Qaterji also ventured into tourism and construction through companies established and registered under the names of his son and nephews, who are partners in managing the family’s financial empire. These include Arman Hotel Management and Tourism, registered under his son Ahmad Bashir’s name, and AA Syria Towers, registered under his nephew Ahmad Mohammed Qaterji and two other partners from within the family.
Qaterji hails from the city of al-Bab in northeastern Aleppo, born in 1976. He is also a member of the Constitutional Committee and a representative of the Syrian regime’s delegation. Given that political capital in Syria requires military loyalty, the Qaterji family established a militia known as the Qaterji Group or Qaterji Militia, with Aleppo as its operational center. This militia, along with other multinational militias, played a role in the siege of Aleppo in 2016, leading to the surrender and withdrawal of Syrian opposition factions from the city.
Syria TV published leaked Iranian government documents confirming the Qaterji company’s relationship with the economic and engineering arm of the Iranian Revolutionary Guard.
The documents detail previous correspondences with a large number of Iranian companies operating in Syria regarding the fifteenth meeting of the Higher Joint Committee for Economic Cooperation between Iran and Syria. They confirm the approval of a contract between the Iranian Azar Ab company, which is under U.S. sanctions, and the Homs Refinery and BS Company, part of the Qaterji Group, to handle all works, procedures, and equipment, and another contract between the aforementioned Iranian company and BS Company to help solve “other problems” without specifying them.
The Qaterji – Iran Oil Cooperation
The website reported information from special sources indicating that the Qaterji Group successfully networked its economic relations through lucrative contracts worth billions of dollars with major Iranian companies operating in Syria, and the engineering arm of the Iranian Revolutionary Guard known as “Khatam al-Anbiya.” This entity secured Oil Block 21, covering an area of 3,200 square kilometers in Homs, pursuant to a decision ratified by the Syrian People’s Assembly and issued by Bashar al-Assad as Law No. 1 of 2020, based on a comprehensive economic cooperation agreement signed with Iran in 2015. Through this 30-year investment in the block, the Iranians expect to recover approximately $3.4 billion of their debts to the Syrian regime.
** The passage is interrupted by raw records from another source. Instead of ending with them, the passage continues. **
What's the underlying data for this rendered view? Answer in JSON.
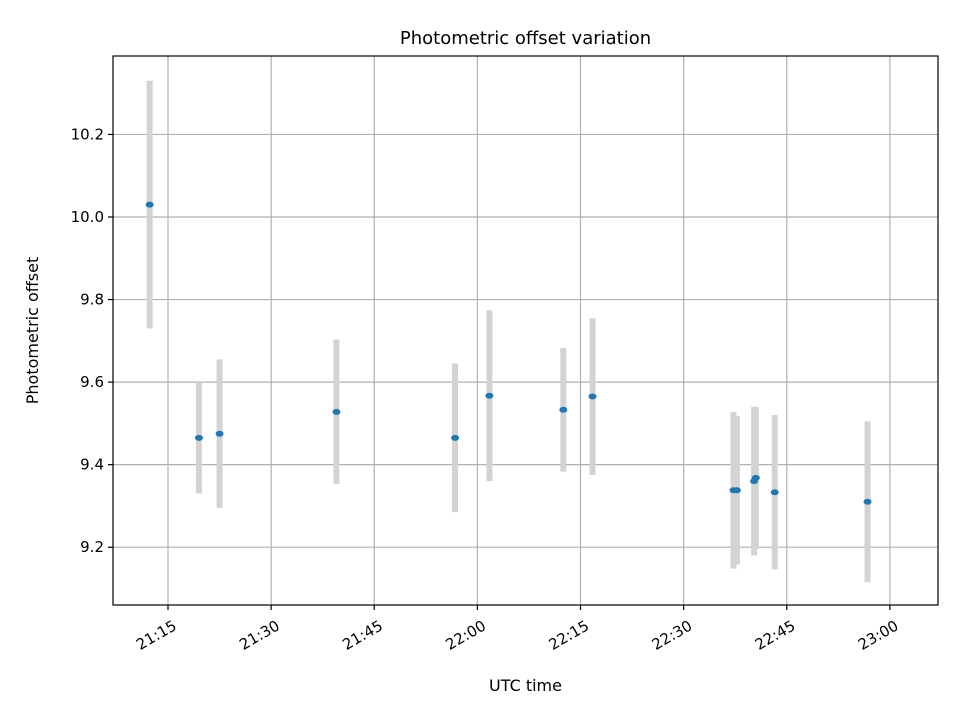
{
  "chart_data": {
    "type": "scatter",
    "title": "Photometric offset variation",
    "xlabel": "UTC time",
    "ylabel": "Photometric offset",
    "x_axis_kind": "time",
    "xlim": [
      "21:07",
      "23:07"
    ],
    "ylim": [
      9.06,
      10.39
    ],
    "grid": true,
    "xticks": [
      "21:15",
      "21:30",
      "21:45",
      "22:00",
      "22:15",
      "22:30",
      "22:45",
      "23:00"
    ],
    "yticks": [
      9.2,
      9.4,
      9.6,
      9.8,
      10.0,
      10.2
    ],
    "ytick_labels": [
      "9.2",
      "9.4",
      "9.6",
      "9.8",
      "10.0",
      "10.2"
    ],
    "marker_color": "#1f77b4",
    "errorbar_color": "#d3d3d3",
    "points": [
      {
        "x": "21:12:20",
        "y": 10.03,
        "err": 0.3
      },
      {
        "x": "21:19:30",
        "y": 9.465,
        "err": 0.135
      },
      {
        "x": "21:22:30",
        "y": 9.475,
        "err": 0.18
      },
      {
        "x": "21:39:30",
        "y": 9.528,
        "err": 0.175
      },
      {
        "x": "21:56:45",
        "y": 9.465,
        "err": 0.18
      },
      {
        "x": "22:01:45",
        "y": 9.567,
        "err": 0.207
      },
      {
        "x": "22:12:30",
        "y": 9.533,
        "err": 0.15
      },
      {
        "x": "22:16:45",
        "y": 9.565,
        "err": 0.19
      },
      {
        "x": "22:37:15",
        "y": 9.338,
        "err": 0.19
      },
      {
        "x": "22:37:45",
        "y": 9.338,
        "err": 0.18
      },
      {
        "x": "22:40:15",
        "y": 9.36,
        "err": 0.18
      },
      {
        "x": "22:40:30",
        "y": 9.368,
        "err": 0.172
      },
      {
        "x": "22:43:15",
        "y": 9.333,
        "err": 0.187
      },
      {
        "x": "22:56:45",
        "y": 9.31,
        "err": 0.195
      }
    ]
  }
}
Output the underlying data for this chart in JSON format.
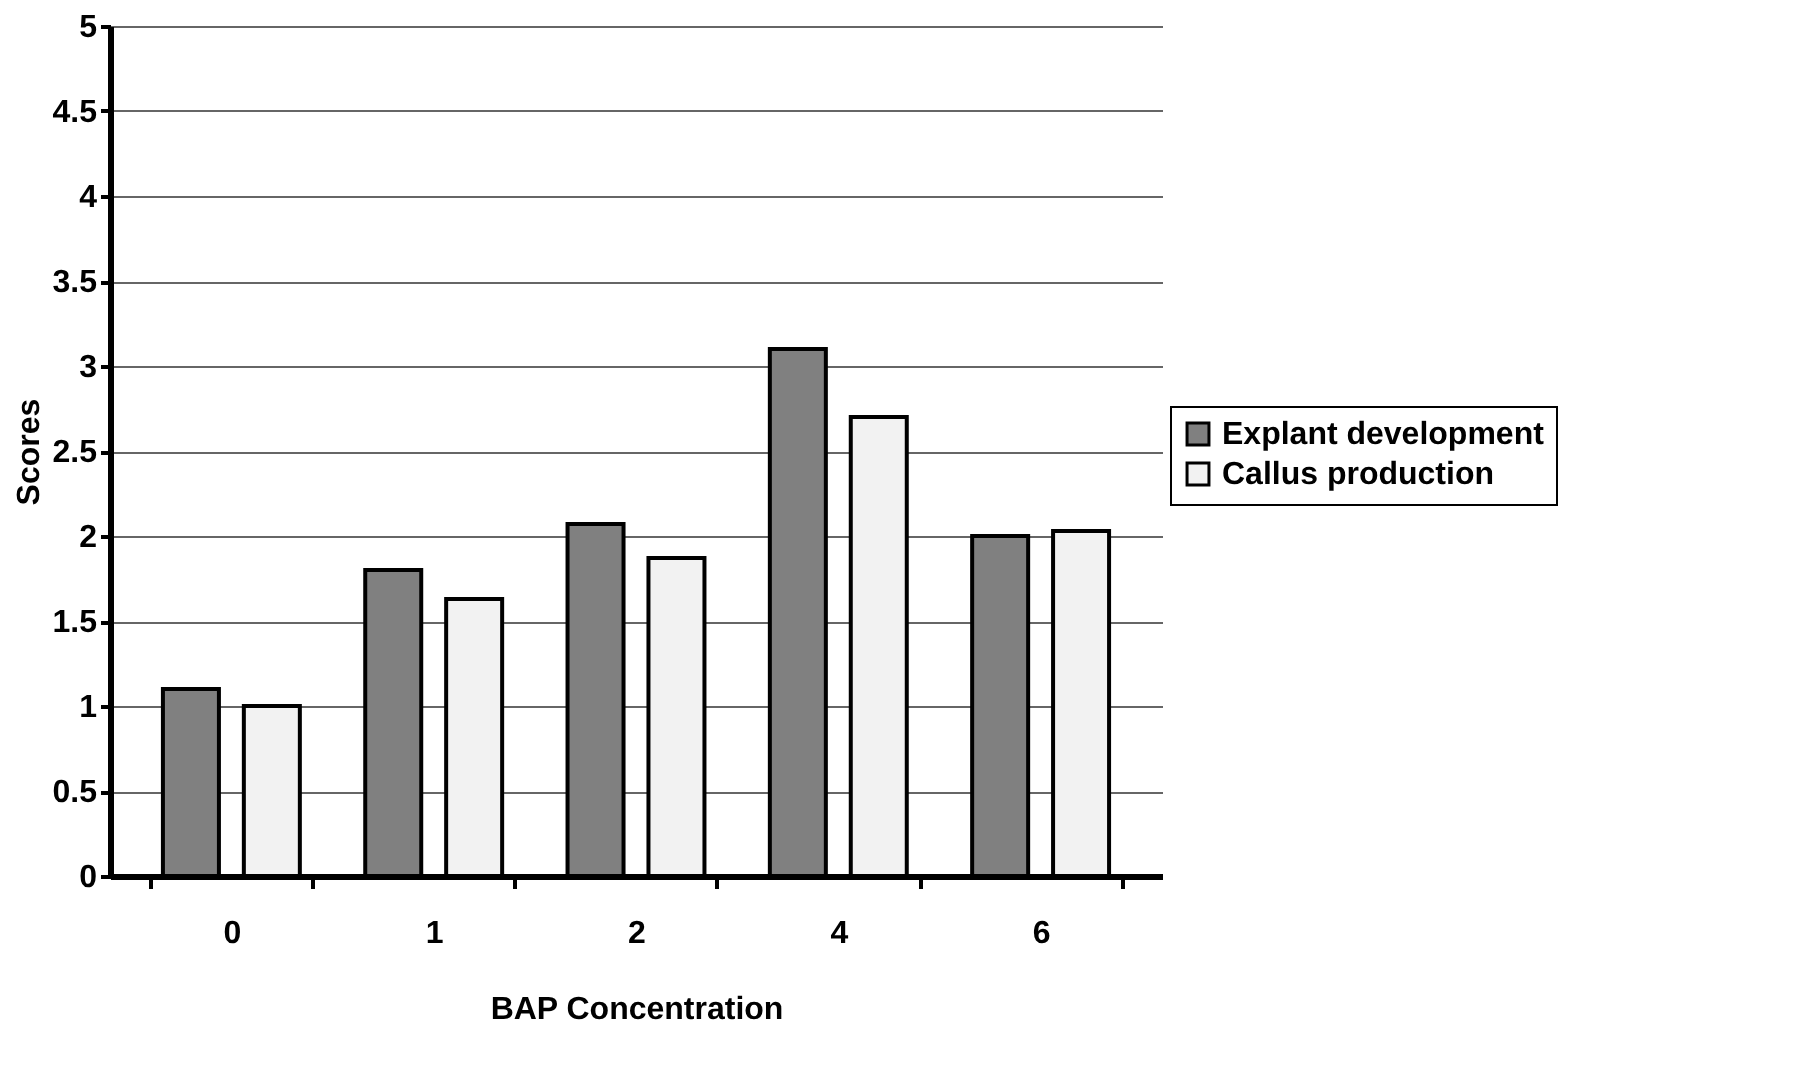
{
  "chart_data": {
    "type": "bar",
    "xlabel": "BAP Concentration",
    "ylabel": "Scores",
    "categories": [
      "0",
      "1",
      "2",
      "4",
      "6"
    ],
    "series": [
      {
        "name": "Explant development",
        "color": "#808080",
        "values": [
          1.1,
          1.8,
          2.07,
          3.1,
          2.0
        ]
      },
      {
        "name": "Callus production",
        "color": "#f2f2f2",
        "values": [
          1.0,
          1.63,
          1.87,
          2.7,
          2.03
        ]
      }
    ],
    "ylim": [
      0,
      5
    ],
    "yticks": [
      0,
      0.5,
      1,
      1.5,
      2,
      2.5,
      3,
      3.5,
      4,
      4.5,
      5
    ],
    "grid": "y",
    "legend": "right"
  }
}
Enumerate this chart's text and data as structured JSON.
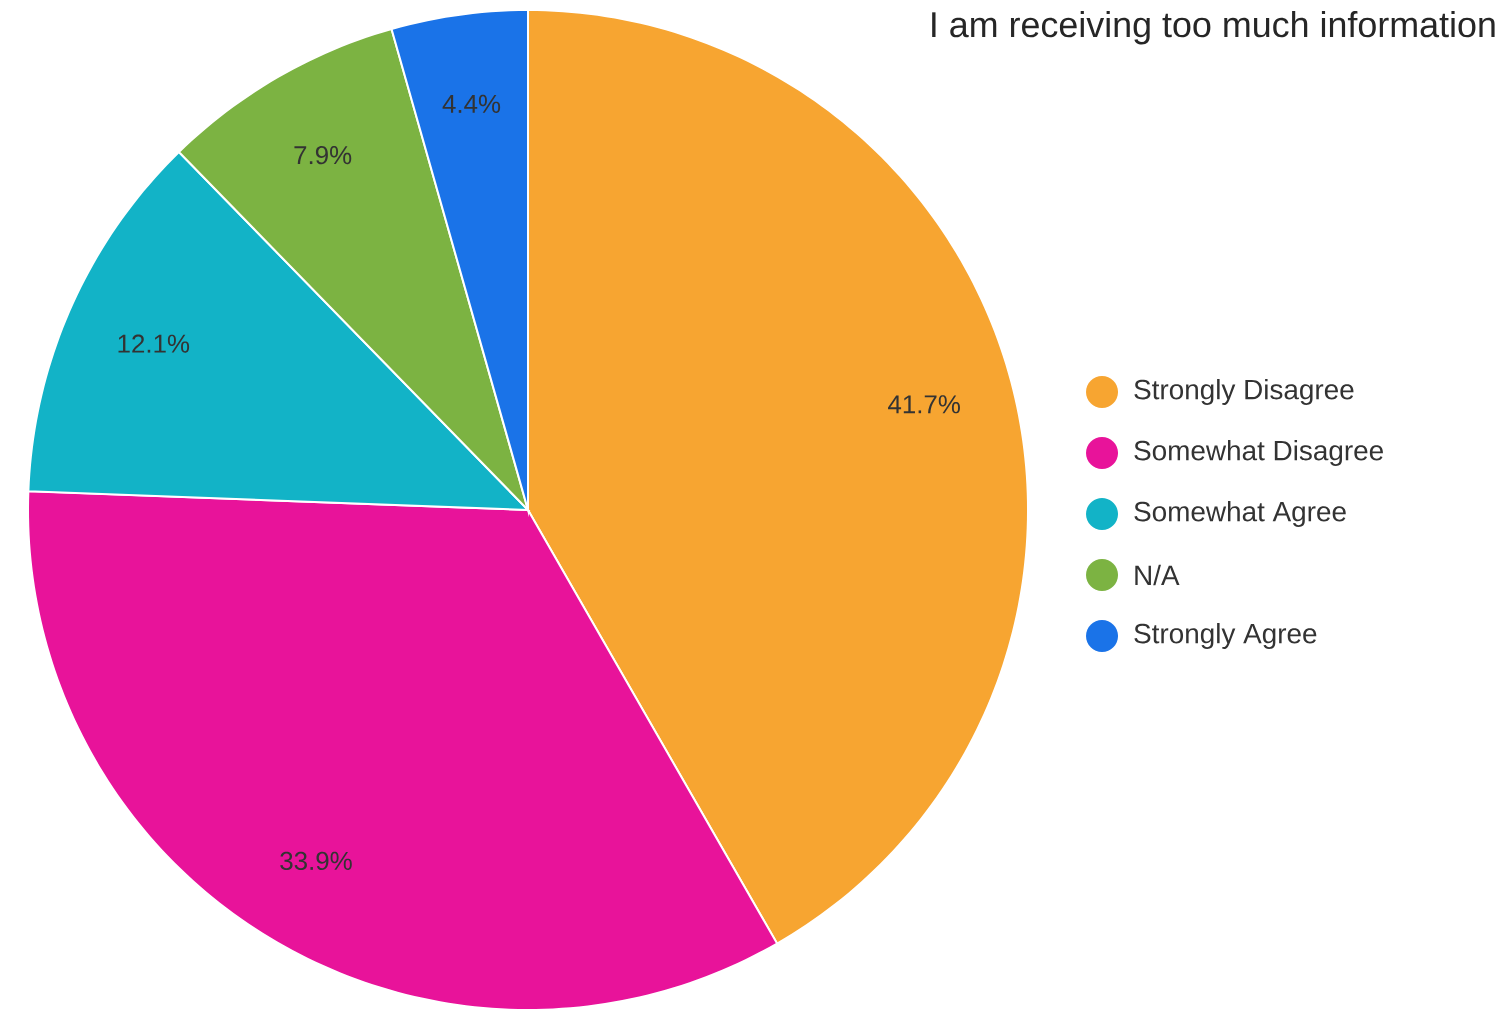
{
  "chart_data": {
    "type": "pie",
    "title": "I am receiving too much information",
    "categories": [
      "Strongly Disagree",
      "Somewhat Disagree",
      "Somewhat Agree",
      "N/A",
      "Strongly Agree"
    ],
    "values": [
      41.7,
      33.9,
      12.1,
      7.9,
      4.4
    ],
    "value_labels": [
      "41.7%",
      "33.9%",
      "12.1%",
      "7.9%",
      "4.4%"
    ],
    "colors": [
      "#f7a531",
      "#e8139a",
      "#12b3c7",
      "#7cb342",
      "#1a73e8"
    ],
    "legend": "right"
  }
}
The website mentioned that the obtained information indicates that the Qaterji family has a significant share in the economic investments in this large block. Additionally, the location of the block in the vast and insecure Syrian Badia forced the Iranians to rely on the security expertise of Qaterji forces for protection. Over three thousand security personnel were deployed, and dozens of surveillance towers were built around the site.
According to the website, the Qaterji-owned Arvada company began investing in the oil field just three months after signing the agreement, despite the agreement stipulating that full exploratory activities should take around five years before commencing production operations in Block 21 in Homs. The Iranian engineering company “Petro Tadbir” undertook engineering study services and monitored exploration, development, and production operations in Block 21.
The source reported that Qaterji played a crucial role in transporting Syrian and Iranian oil, refining and selling it in markets, and allocating part of the proceeds to Hezbollah for paying salaries and expenses. The “Syria in Persian” website stated that Qaterji was responsible for financing and supporting “resistance movements” in Syria, coordinating with the Iranian Revolutionary Guard, and collaborating with an Iranian advisor who was killed in Syria a few months ago. It is speculated that this Iranian advisor was Brigadier General Seyyed Reza Mousavi of the Quds Force, who was assassinated by Israel in December 2023 in the Sayyida Zainab area south of Damascus.